San José Spotlight City Hall reporter Jana Kadah conducts a phone interview. The Spotlight was awarded $500,000 in attorneys fees in its public records lawsuit against the California city after a judge determined the records were wrongly withheld.


Public records and freedom of information laws are fundamental for government transparency. But when journalists fight for access to wrongfully withheld records at the state and local level, the public is paying the price, according to a new article published by our U.S. Press Freedom Tracker for Sunshine Week.

The Tracker’s senior reporter, Stephanie Sugars, found that over the past year alone, local governments have paid journalists more than $1.6 million in attorneys fees — all of which was financed by taxpayers — following public records lawsuits.

The bulk of these payments were made to newsrooms in California, Iowa, Massachusetts, and Nevada after journalists were denied access to records ranging from police misconduct investigations to mayoral communications.

Map of U.S. states with fee shifting for public records lawsuits

Fewer than half of states have mandated fee-shifting, or the awarding of attorneys fees and costs to the prevailing party.

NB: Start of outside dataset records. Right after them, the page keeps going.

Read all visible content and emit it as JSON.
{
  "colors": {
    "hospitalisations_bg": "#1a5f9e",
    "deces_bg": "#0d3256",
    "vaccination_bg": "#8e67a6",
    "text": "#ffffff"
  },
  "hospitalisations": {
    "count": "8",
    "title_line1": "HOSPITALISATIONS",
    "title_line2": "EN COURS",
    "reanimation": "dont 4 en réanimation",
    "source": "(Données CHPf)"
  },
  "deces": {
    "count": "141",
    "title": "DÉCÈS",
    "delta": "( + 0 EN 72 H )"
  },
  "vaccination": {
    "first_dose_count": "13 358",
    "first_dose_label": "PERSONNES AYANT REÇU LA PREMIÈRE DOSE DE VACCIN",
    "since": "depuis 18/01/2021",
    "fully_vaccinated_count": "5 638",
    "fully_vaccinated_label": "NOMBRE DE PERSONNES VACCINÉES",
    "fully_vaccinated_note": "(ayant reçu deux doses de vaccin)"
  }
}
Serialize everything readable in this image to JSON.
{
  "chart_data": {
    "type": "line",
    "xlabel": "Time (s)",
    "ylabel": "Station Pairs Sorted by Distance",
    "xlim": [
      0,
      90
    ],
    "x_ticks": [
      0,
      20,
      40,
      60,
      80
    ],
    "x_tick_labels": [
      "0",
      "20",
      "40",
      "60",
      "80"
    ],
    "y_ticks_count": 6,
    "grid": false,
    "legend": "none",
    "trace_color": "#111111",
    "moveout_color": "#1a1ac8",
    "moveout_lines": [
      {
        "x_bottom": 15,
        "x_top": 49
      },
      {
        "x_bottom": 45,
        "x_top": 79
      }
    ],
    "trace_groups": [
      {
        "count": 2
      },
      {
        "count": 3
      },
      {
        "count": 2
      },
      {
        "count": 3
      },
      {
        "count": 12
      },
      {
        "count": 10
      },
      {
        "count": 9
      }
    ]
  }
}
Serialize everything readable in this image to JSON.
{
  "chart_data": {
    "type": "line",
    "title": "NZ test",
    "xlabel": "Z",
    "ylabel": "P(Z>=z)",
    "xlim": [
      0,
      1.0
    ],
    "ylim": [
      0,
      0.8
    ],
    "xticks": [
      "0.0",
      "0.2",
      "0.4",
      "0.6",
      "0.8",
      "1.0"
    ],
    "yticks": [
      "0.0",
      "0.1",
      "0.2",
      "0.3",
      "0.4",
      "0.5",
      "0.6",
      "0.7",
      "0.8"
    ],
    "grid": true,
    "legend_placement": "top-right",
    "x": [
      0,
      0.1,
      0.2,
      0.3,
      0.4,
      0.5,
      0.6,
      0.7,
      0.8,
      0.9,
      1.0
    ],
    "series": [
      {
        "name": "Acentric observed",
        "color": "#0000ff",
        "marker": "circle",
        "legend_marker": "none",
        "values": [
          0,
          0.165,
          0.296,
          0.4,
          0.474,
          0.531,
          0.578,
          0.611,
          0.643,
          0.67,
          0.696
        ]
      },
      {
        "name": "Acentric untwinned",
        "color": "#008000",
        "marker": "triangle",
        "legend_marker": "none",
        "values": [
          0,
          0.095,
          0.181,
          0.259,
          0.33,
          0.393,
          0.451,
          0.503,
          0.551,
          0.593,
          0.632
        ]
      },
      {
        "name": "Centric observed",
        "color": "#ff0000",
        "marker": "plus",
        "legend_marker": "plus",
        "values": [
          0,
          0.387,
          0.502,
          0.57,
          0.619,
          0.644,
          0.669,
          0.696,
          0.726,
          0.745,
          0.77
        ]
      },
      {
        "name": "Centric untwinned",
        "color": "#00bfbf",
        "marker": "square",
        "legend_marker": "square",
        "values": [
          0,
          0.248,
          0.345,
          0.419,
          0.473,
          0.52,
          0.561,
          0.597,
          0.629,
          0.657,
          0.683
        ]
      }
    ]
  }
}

Another 26 have optional fee-shifting or mandate it in circumstances when agencies act in bad faith or in violation of an administrative advisory.

Source: National Freedom of Information Coalition (2020)

After the Las Vegas Review-Journal received $620,000 in payments in February 2024, Ben Lipman, an attorney for the newspaper, said, “Reimbursement for attorneys’ fees is a vitally important part of the public records law, because without it, most people could not afford to take the government and all its lawyers to court.”

It is taxpayers, however, that are forced to foot the bill, while officials can remain unscathed, according to Ramona Giwargis, the co-founder and CEO of the nonprofit newsroom San José Spotlight. The Spotlight received $500,000 in November 2023 after a California county judge ruled that the former mayor used private emails and text messages for city business in order to shield the communications from disclosure.

“Even though they keep getting sued, it doesn’t stop or change anything. For the city, it’s just a blip on the radar,” Giwargis told the Tracker. “What does it take? If not legal action, then what remedies do we have to hold them accountable?”